Flower power sees local economies and exports bloom
Not only that, the roads around Mount Namsan become an exhaust-filled parking lot as families and friends motor past to take in the burst of new life.
Eyeing an opportunity to put the cash register into gear, local governments are pouring money and time into setting up flower exhibitions with a view to boosting regional and international sales.
The Goyang International Flower Show is one of the leading flower expos in Korea, held once every three years.
The other two years are not fallow: Smaller exhibitions targeting domestic visitors are popular.
This year the Goyang exhibition will feature 500 different kinds of flowers for two weeks starting April 24 at Lake Park in Ilsan and at a nearby indoor exhibition hall.
One of the highlights will be a replica of Sungnyemun, otherwise known as Namdaemun, which burned down in February this year. The six by five meter arrangement was made using a floral mosaic design, said Choi Young-seon, a public relations official at the flower show.
Mosaics have been popular at the exhibition ever since a leafy Captain Hook, Peter Pan’s nemesis, was introduced at the show in 2006.
Kim Hye-sook, 44, won an award from the Ministry of Food, Agriculture, Forestry and Fisheries last year with her floral rendition of the Korean Peninsula.
Nam Hyung-seok, 39, who created the word for “sand” with flowers won the Gyeonggi government award the same year.
Despite the fact that last year’s competition, which attracted 160,000 people, was a domestic event, eight companies from five countries including Taiwan, Germany and the United States participated.
Additionally buyers from 10 countries including South Africa, Mexico and Germany visited.
The event helped win an export contract worth over $2.2 million.
This year 10 companies from six countries including Japan, Germany, Singapore and China will be participating.
In 2006, the show, with its 7 billion won ($7.18 million) investment, earned 6.9 billion won, including income made from restaurants near the exhibition.
Woo Ji-hwan, chief manager of the Goyang International Flower Show, said, “Flower sales were naturally stimulated as visitors were given the opportunity to personally arrange them and make their own flower- pots.”
The Gwangju Spring Flower Expo 2008, which was held for 10 days this year starting March 21, attracted 98 companies from Korea, China and Japan.
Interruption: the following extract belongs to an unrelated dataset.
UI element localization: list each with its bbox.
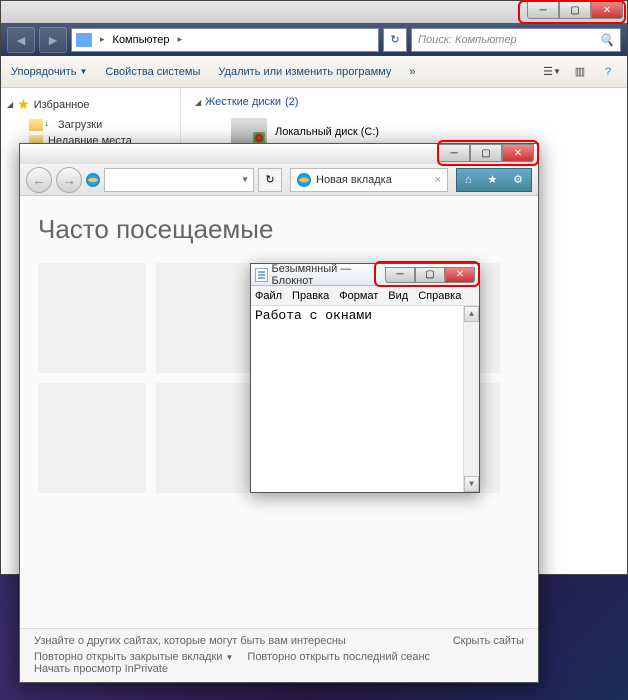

Export contracts amounted to roughly 350 million won with the help of the flower expo.
In its first year, which was 2007, around 170,000 visitors stopped by.
“The Gwangju Spring Flower Expo is an event where visitors can see spring flowers in an indoor venue earlier than in other parts of the country,” said Kim Byeong-guk, a public relations officer at the Kimdaejung Convention Center, which managed the flower expo.
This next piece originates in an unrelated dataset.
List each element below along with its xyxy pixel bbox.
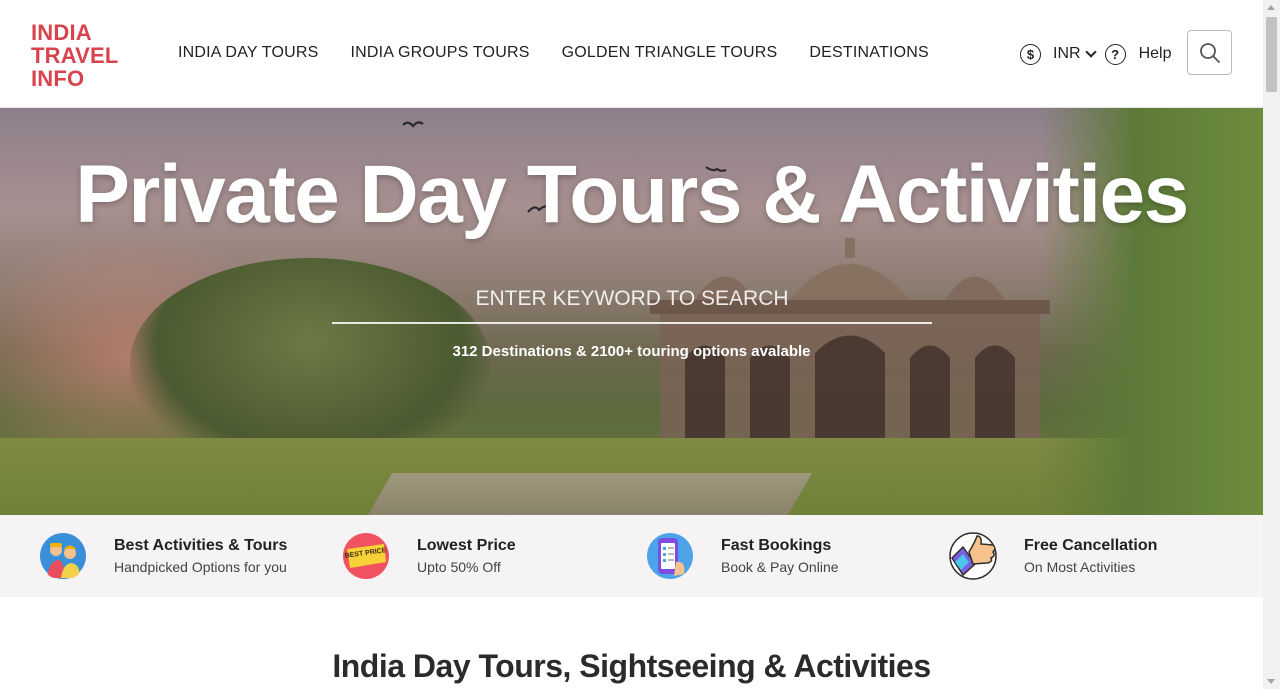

Kim added that visitors could enjoy various kinds of flower culture through 15 different theme parks during the expo.
The expo organizing committee estimates that the regional economy has earned 10 billion won from the event, 25 times the initial 390 million won investment.
Other smaller regional cities are planning similar flower festivals. April and May will see some 30 flower festivals across the country, including the Jinhae Cherry Blossom Festival, which ended on Sunday.
The Mount Sobaek Royal Azalea Festival in Danyang and the Azalea Festival of Mount Goryeo on Ganghwa Island are waiting for visitors or waiting to be opened.
In May next year Anmyeon Island on the West Coast is planning an international flower expo called Korea Floritopia. The organizing committee says 77 companies from 21 countries will participate.
The last flower exhibition held in this area was in 2002. The organizing committee is looking at a 154.9 billion won economic boost to the region.
“The expo will be an opportunity to boost the agriculture and tourism industry in the region, whose economy has been hit hard by the recent Taean oil spill,” said Min Jun-gi, an administrator of the Korea Floritopia.
The organizing committee of the Goyang flower show is planning to increase its exports of cactus and orchids.
The Gwangju flower expo organizing committee is working on exporting flowers displayed during its show to central Asia, including Kazkhstan and Uzbekistan.
“Until now most of the flower exhibitions in this country lacked foreign buyers as the flowers that were on display were foreign flowers,” said Kim Doo-hwan, a professor at Konkuk University.
“If we develop new flowers in Korea, we can boost exports, tourism and create a boom of Korean flowers around the world,” Kim said.